Chapter 11
Eleven
Beckett
“If you’re going to drink my beer, Vaughn, the least you can do is hold the bottom of the box so I don’t give myself a hernia.”
Hudson leans against my kitchen counter, looking relaxed for a man who just finished a twelve-hour shift on the psych ward. He cracks a cold beer and takes a slow sip. “I’m a psychiatrist. My hands are for delicate cognitive unraveling, not manual labor.”
I grunt and shove a stack of heavy surgical texts onto a bookshelf. “Get over here and be useful.”
He sighs, pushing off the counter to help me steady a stack of journals, but he’s too late.
“Move over, Doc. Let a professional handle the heavy lifting.” Tom steps into the fray, catching the corner of the box before it tips.
Tom has been a fixture in my life since before I could walk. He was my father’s oldest friend, and since the accident, he’s been the one filling the gaps.
“Thanks, Tom.” I wipe sweat from my forehead. “I didn’t expect you’d be coming by today.”
“Your mother mentioned you still hadn’t unpacked properly,” Tom says, his voice a gravelly rumble as he hefts a box. He looks younger lately, more energized.
We work in silence for a few minutes, punctuating the monotony with small talk.
“Did you see what this idiot did?” Hudson says, nodding toward the TV. I look up.
The news is running a loop of Senator Reece thrusting a middle finger directly into a camera lens, then into the face of a female reporter.
“The flip-off seen around the world.” Hudson chuckles, turning up the volume.
The senator stands at the podium.
“If I had people following me around all day,” Hudson says, “I’d snap too. I can barely handle the admin team.”
“Still doesn’t excuse it.”
“No,” he agrees. “But it explains it.”
He nudges the volume up again with the remote.
“I want to apologize for my actions,” the senator says. “They do not reflect my values—”
I stop listening because she steps into the frame.
Madison.
But she’s not wearing slippers or a robe. She’s not flushed and yelling at me at one in the morning, either.
She’s calm and collected, with the same green eyes that pinned me in my own hallway.
She’s just a different weapon right now.
Hudson squints at the screen. “Why does she look familiar?”
I don’t answer.
“Wait. Isn’t that hot yoga girl from the ER?”
I grunt. “She’s my neighbor.”
Hudson turns his head. “Your neighbor is the hot yoga girl?”
“Yes. Her name is Madison.”
“And now she’s… running a press conference?”
“Looks that way.”
The senator steps aside, allowing Madison her place at the microphone.
“My name is Madison Callahan,” she says. “I represent Senator Reece. The senator acknowledges that his actions were inappropriate. He’s apologized privately and will step back from public appearances.”
A hand shoots up. “Will the senator resign?”
Madison doesn’t miss a beat. “No.”
“Is there an internal investigation?”
“That’s already underway.”
“Do you stand by—”
She lifts a hand. “There will be no further questions. Any statements moving forward will be issued in writing.”
She steps back before they can argue. The senator follows her offstage.
Hudson exhales. “She just shut that down.” He looks at me again, more curious. “You said her name was Madison?”
“Yes.”
He grins. “Madison is hot.”
I give him a look.
“What?” He shrugs. “It’s an observation. She’s hot, and she’s also terrifying.”
“Careful, Hudson,” Tom says, his eyes fixed on the screen. “Women like that don’t just ruin your life. They rearrange it.” He looks back at me, a ghost of a smirk on his face. “She looks like a lot of work, Beck.”
“She yelled at me last night.”
Hudson laughs. “Even better.”
“Apparently, I thud.”
“So she’s fiery?”
Refusing to entertain where the hell this is going, I change the subject. “Did you hear back about funding for your study yet? The divorce thing?”
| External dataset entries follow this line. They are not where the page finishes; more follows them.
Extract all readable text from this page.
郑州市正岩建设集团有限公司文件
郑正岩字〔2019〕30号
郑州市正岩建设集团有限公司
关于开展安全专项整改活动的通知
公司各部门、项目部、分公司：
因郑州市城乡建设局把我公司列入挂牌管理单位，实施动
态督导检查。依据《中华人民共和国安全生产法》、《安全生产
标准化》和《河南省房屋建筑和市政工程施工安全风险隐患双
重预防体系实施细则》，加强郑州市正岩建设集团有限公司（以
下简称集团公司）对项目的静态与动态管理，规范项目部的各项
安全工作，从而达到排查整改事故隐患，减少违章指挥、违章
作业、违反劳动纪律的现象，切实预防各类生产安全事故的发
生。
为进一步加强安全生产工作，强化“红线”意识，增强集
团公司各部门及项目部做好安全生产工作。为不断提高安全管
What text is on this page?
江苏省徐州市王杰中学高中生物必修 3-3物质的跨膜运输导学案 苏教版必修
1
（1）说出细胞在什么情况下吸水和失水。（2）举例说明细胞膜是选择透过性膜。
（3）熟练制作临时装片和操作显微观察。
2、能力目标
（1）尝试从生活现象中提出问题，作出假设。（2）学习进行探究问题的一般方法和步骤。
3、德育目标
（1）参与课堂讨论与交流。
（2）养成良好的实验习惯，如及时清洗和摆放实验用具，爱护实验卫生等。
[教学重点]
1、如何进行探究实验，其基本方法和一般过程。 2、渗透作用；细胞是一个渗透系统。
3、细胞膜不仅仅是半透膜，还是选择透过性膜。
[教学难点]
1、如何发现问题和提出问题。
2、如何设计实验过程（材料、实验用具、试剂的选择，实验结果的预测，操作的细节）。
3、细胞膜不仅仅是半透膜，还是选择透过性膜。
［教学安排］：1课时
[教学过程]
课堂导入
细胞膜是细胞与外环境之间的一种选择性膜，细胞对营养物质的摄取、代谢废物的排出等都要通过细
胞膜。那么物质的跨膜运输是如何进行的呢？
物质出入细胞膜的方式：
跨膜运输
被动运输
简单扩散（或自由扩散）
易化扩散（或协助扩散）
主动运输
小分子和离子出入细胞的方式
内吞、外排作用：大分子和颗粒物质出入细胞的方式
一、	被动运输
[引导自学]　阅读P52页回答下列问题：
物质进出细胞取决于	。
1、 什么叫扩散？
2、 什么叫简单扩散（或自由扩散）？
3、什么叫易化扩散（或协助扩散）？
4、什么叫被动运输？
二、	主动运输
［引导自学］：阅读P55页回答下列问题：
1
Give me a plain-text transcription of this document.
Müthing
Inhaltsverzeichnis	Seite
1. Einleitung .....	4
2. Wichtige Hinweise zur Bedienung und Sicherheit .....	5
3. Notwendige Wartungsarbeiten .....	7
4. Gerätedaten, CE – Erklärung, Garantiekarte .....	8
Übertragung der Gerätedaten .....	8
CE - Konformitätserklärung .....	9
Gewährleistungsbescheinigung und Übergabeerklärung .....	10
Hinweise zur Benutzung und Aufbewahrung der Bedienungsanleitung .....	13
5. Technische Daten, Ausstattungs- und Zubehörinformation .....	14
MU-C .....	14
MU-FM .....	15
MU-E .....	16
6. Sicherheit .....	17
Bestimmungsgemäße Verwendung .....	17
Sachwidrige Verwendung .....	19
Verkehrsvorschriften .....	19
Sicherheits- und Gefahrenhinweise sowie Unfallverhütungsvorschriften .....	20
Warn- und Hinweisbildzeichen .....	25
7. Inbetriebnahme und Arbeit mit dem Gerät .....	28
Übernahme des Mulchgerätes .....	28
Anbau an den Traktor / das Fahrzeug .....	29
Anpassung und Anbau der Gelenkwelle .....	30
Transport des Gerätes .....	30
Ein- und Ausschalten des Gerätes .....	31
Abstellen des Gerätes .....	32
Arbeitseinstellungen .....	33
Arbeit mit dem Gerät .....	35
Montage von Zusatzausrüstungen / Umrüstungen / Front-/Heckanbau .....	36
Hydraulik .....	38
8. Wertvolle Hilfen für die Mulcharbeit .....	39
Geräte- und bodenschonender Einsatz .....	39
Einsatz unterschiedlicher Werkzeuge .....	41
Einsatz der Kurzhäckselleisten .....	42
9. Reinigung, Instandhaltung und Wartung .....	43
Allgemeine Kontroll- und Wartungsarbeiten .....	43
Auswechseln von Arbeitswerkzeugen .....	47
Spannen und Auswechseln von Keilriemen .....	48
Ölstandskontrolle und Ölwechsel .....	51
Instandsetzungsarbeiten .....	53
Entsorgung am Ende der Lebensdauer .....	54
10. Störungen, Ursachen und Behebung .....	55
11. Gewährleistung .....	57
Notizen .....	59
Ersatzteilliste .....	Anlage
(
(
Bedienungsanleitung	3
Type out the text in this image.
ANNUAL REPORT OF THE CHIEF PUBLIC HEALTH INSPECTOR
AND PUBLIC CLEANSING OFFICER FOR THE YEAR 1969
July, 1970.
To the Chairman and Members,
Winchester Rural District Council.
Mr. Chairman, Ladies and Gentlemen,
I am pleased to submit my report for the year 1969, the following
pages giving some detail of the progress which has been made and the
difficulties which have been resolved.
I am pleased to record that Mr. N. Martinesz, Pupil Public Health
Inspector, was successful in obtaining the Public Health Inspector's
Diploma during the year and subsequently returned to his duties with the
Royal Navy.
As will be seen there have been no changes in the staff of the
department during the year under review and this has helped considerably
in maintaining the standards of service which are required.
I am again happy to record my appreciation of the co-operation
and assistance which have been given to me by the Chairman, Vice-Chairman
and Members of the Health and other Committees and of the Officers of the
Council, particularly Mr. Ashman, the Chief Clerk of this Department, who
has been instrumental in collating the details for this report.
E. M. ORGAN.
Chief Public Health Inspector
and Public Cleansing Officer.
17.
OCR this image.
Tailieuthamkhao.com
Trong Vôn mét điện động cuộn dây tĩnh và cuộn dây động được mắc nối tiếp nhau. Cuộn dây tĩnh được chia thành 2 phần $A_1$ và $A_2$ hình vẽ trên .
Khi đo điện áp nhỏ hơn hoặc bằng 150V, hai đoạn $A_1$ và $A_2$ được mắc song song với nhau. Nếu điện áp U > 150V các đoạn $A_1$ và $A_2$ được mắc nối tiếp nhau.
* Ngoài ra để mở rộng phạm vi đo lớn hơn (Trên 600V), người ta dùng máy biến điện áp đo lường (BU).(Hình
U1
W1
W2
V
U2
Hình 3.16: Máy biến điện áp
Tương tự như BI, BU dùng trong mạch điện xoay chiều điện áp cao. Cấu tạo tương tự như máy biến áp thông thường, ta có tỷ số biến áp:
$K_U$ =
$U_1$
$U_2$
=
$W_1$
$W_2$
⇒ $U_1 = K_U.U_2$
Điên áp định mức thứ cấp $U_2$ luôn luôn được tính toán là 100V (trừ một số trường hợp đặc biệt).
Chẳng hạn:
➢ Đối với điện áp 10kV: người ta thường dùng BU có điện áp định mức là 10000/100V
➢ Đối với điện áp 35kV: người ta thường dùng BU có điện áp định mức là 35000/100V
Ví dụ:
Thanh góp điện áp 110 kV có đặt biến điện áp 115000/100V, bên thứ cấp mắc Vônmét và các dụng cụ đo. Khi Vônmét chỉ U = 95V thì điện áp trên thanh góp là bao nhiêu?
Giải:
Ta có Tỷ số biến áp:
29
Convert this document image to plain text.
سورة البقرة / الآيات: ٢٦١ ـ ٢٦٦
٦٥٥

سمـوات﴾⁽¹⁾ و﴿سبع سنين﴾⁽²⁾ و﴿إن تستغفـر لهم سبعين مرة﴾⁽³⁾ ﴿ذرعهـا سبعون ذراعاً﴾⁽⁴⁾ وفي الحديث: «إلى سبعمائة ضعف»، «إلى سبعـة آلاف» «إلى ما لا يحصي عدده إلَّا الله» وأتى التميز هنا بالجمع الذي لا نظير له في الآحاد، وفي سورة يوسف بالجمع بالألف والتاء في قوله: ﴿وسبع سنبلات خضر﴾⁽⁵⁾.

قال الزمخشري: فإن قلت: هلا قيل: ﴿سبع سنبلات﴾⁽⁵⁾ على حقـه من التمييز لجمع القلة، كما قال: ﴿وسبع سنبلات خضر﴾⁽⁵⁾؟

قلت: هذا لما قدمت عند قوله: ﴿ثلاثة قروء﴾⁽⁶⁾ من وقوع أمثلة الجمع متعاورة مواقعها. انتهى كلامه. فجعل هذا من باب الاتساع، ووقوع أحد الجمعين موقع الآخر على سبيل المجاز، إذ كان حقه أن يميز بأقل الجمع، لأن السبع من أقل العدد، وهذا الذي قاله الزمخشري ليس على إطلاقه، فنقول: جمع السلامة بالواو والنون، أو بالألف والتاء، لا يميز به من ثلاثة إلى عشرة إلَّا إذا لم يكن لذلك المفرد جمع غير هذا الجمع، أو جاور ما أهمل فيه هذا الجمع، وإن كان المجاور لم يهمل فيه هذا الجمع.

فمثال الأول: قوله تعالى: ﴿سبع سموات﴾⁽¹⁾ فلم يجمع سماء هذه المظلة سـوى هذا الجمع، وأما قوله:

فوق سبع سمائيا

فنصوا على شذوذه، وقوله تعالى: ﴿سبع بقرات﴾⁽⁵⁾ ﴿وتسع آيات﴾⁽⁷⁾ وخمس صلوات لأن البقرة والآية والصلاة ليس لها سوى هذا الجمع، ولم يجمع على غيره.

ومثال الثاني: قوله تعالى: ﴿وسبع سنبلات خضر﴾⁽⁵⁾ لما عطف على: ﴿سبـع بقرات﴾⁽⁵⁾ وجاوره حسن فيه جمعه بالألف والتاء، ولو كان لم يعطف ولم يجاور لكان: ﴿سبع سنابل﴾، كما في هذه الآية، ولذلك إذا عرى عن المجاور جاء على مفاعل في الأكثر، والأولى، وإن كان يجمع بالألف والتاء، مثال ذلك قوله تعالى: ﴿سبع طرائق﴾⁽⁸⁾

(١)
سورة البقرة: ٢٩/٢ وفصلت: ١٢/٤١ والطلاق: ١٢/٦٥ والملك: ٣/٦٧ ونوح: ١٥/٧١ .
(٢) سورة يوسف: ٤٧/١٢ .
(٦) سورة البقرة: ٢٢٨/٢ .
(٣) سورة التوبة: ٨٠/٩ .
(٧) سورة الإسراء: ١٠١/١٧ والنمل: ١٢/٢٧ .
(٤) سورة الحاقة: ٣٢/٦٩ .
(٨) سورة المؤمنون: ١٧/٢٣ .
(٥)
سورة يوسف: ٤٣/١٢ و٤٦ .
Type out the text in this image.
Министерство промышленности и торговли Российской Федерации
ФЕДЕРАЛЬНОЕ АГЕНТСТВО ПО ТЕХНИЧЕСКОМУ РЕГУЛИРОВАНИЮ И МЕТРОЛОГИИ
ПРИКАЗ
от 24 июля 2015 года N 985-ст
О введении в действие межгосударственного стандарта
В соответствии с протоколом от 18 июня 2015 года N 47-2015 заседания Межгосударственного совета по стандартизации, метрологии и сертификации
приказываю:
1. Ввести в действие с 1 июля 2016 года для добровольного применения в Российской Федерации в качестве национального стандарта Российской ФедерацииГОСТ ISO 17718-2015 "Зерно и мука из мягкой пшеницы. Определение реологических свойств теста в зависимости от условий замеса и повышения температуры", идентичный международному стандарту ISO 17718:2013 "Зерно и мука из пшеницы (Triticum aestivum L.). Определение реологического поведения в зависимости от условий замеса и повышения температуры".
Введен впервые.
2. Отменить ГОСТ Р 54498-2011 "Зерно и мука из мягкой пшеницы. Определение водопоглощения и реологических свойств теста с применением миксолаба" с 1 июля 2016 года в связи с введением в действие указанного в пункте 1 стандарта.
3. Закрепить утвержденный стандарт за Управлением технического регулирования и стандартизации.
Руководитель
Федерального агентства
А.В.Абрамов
“The ‘Marital Deconstruction’ study,” he corrects me. “Funding came through this morning. We start the group therapy trials next year. I’m taking couples on the brink of collapse and putting them in a room together to see who survives the fallout. It’s going to be a bloodbath.”
I shove the last book onto the shelf. “You’re a masochist. I’ll stick to broken bones.”
He nods back toward the TV, where they’re replaying Madison’s statement. Her freckled nose crinkles as she navigates a reporter’s question. “Is she always that… intense?”
I think about her in her pink slippers, clutching her back, telling me the weather promised sun but gave her rain. I think about the way she read me like a cheap paperback in the hallway this morning, before I could even find the right name for her.
“From what I’ve seen, yes,” I mutter, cracking my own beer.
“Good luck.” Hudson laughs, clinking his bottle against mine. “Something tells me you’re going to need it.”